Quando chegou em casa a primeira coisa que Sungyeol fez foi voltar a ler a carta porque por algum motivo aquilo se tornara a única coisa que o estava fazendo querer viver. Provavelmente leria várias e várias vezes.

 A felicidade. Sentir-me feliz era a última coisa que eu achei que um dia me sentiria, eu não tinha esperança alguma de sentir isso, mas você mudou minhas expectativas. Estar com você se tornou o meu nirvana e isso está longe de ser exagero. Eu espero que você lembre-se disso todos os dias depois de acordar. Quero que lembre que você foi a pessoa que disse que tudo ficaria bem mesmo que as vozes dissessem que já estava na hora de partir. Eu não queria te deixar... Eu não queria mesmo. Você é a pessoa mais importante para mim e eu tenho certeza que vai continuar a ser mesmo após a minha morte. Desculpe-me por ter chegado a esse ponto, mas eu realmente cheguei ao meu limite, eu não estava suportando mais. Eles continuavam dizendo que eu nunca conseguiria pintar de verdade, que ninguém nunca me amaria de verdade e que já estava na hora de só ocupar espaço no mundo já que sou inútil. Nesse momento elas sussurram que você que você não se importa comigo, mas eu estou tentando ignorá-las porque de algum modo eu sei que você se importa.

Eu peço que não fique triste, eu peço que não chorem. Se não conseguir fazer isso por mim faça por você, afinal você já fez tanto por mim é até incontável. Eu quero que saiba que eu estarei em paz porque as vozes finalmente vão ter se calado de vez, Sungjong não vai mais existir, eu não vou ter que tomar os malditos remédios que a minha me dava todas as noites e você não terá mais que se preocupar em procurar algo para me ajudar mesmo sabendo que não havia nada para acabar com a dor que eu sentia.

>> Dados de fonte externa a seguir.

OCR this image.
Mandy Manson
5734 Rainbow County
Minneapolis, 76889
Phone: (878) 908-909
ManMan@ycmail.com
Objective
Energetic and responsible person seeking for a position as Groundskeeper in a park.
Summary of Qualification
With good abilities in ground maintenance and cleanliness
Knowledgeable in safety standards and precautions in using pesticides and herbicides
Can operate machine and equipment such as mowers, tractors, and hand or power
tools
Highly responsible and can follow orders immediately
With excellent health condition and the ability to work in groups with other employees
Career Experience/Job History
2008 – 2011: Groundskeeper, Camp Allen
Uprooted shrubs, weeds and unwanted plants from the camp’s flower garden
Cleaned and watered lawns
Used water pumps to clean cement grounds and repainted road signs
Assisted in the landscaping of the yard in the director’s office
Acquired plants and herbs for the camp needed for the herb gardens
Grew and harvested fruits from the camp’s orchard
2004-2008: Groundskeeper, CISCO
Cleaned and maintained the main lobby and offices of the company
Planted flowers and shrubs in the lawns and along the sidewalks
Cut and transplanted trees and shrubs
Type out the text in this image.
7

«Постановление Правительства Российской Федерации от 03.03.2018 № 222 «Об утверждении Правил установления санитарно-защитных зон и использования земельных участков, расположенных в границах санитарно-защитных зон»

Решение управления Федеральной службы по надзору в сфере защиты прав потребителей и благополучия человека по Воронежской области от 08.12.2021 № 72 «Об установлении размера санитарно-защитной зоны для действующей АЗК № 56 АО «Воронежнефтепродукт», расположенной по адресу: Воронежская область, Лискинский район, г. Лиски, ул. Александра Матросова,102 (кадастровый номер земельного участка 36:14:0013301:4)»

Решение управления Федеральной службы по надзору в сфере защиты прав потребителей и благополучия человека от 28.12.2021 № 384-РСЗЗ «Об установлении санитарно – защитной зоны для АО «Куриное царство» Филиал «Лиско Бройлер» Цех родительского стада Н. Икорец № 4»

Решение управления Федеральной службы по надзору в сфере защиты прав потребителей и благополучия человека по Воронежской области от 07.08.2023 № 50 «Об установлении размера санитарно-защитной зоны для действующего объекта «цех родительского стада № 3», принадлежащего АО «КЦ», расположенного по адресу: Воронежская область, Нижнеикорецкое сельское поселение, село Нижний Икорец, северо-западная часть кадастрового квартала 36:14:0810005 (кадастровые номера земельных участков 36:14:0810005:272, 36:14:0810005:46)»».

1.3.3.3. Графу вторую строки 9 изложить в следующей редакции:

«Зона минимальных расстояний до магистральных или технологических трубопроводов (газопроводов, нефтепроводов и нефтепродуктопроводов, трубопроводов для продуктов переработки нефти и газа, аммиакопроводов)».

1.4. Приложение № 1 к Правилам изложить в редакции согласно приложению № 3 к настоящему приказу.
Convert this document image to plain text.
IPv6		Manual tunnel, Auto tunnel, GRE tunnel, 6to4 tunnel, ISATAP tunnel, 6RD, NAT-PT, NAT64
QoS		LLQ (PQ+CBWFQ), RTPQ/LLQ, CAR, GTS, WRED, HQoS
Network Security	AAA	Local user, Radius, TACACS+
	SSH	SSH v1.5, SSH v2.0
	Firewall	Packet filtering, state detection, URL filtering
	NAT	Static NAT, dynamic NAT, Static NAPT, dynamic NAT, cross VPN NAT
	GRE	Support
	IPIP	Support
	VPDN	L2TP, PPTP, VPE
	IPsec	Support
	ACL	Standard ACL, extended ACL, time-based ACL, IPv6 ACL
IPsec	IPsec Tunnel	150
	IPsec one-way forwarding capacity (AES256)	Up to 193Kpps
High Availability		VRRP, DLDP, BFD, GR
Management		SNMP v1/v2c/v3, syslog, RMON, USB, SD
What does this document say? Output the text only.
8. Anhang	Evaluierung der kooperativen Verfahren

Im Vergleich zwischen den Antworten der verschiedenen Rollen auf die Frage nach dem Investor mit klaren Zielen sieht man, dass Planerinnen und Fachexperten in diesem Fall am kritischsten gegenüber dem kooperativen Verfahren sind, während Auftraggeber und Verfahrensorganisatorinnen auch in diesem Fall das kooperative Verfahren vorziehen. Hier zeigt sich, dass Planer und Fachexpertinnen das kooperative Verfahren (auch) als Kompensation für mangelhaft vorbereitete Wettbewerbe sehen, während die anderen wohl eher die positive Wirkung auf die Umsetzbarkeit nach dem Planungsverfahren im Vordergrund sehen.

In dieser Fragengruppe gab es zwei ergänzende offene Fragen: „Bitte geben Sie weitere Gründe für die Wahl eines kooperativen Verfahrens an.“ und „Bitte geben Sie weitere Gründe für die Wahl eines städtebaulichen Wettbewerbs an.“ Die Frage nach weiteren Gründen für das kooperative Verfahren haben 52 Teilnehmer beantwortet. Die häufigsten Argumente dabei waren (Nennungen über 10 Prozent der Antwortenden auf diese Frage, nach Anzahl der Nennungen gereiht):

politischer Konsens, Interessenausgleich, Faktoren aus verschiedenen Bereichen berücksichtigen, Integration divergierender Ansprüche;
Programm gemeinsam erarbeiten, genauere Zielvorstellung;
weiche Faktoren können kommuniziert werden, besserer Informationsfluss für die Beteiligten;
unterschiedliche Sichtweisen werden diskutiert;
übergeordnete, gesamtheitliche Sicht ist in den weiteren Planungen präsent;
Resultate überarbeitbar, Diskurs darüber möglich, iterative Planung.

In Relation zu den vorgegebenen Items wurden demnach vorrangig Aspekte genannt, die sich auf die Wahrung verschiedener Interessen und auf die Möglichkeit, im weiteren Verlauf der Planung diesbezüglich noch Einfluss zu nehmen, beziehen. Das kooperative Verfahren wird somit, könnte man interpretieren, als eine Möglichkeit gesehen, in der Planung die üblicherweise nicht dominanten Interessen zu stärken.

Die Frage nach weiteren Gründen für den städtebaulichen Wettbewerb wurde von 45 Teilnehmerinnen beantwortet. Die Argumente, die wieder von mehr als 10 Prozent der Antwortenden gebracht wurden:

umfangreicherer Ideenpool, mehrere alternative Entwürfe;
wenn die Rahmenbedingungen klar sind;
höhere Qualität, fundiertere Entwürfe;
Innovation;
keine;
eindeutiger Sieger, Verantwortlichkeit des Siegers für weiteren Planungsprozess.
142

Por favor, não chore.

Eu tenho plena certeza que sabe disso, mas é sempre bom lembrar... Eu te amo. Eu te amo muito. Eu te amo mais que tudo, mais que todos. Eu quero que guarde isso sempre dentro de você e nas horas que se sentir triste lembre-se que eu te amo e vou sempre te amar, mesmo que o meu físico não esteja presente para te dizer isso, saiba que aonde quer que meu espírito esteja eu vou sempre te amar. Eu espero que um dia você consiga entender que o que eu fiz foi a única saída que eu encontrei para acabar de vez com a agonia que eu estava sentindo. Perdoa-me.

P.S.: Eu fiz uma pintura de nós – especificamente do nosso primeiro beijo – enquanto meu lado consciente estava ativo, – isso foi especificamente depois do nosso primeiro beijo – você vai achar entre as folhas. Espero que goste.

P.S.²: Eu te amo. Eu te amo muito. Eu te amo verdadeiramente, profundamente e completamente. Eu te amo

  Sungyeol procurou entre as folhas e encontrou a pintura. Não conseguiu acreditar no primeiro momento em que viu.  Era uma pintura de verdade, os traços eram perfeitos e era exatamente igual ao momento do primeiro beijo deles. Sungyeol teve que segurar muito para que as lágrimas não caíssem porque Myungsoo pediu para ele não chorar. Decidiu que iria, em um futuro próximo, emoldurar aquela pintura. Sungyeol cuidadosamente guardou a carta e a pintura e então se jogou no sofá. Ficou pensando em Myungsoo, como era de costume, e então sorriu. Dessa vez foi um sorriso de verdade. Sungyeol sorriu porque se pode considerar sortudo porque amou, ama e sempre amará Kim Myungsoo.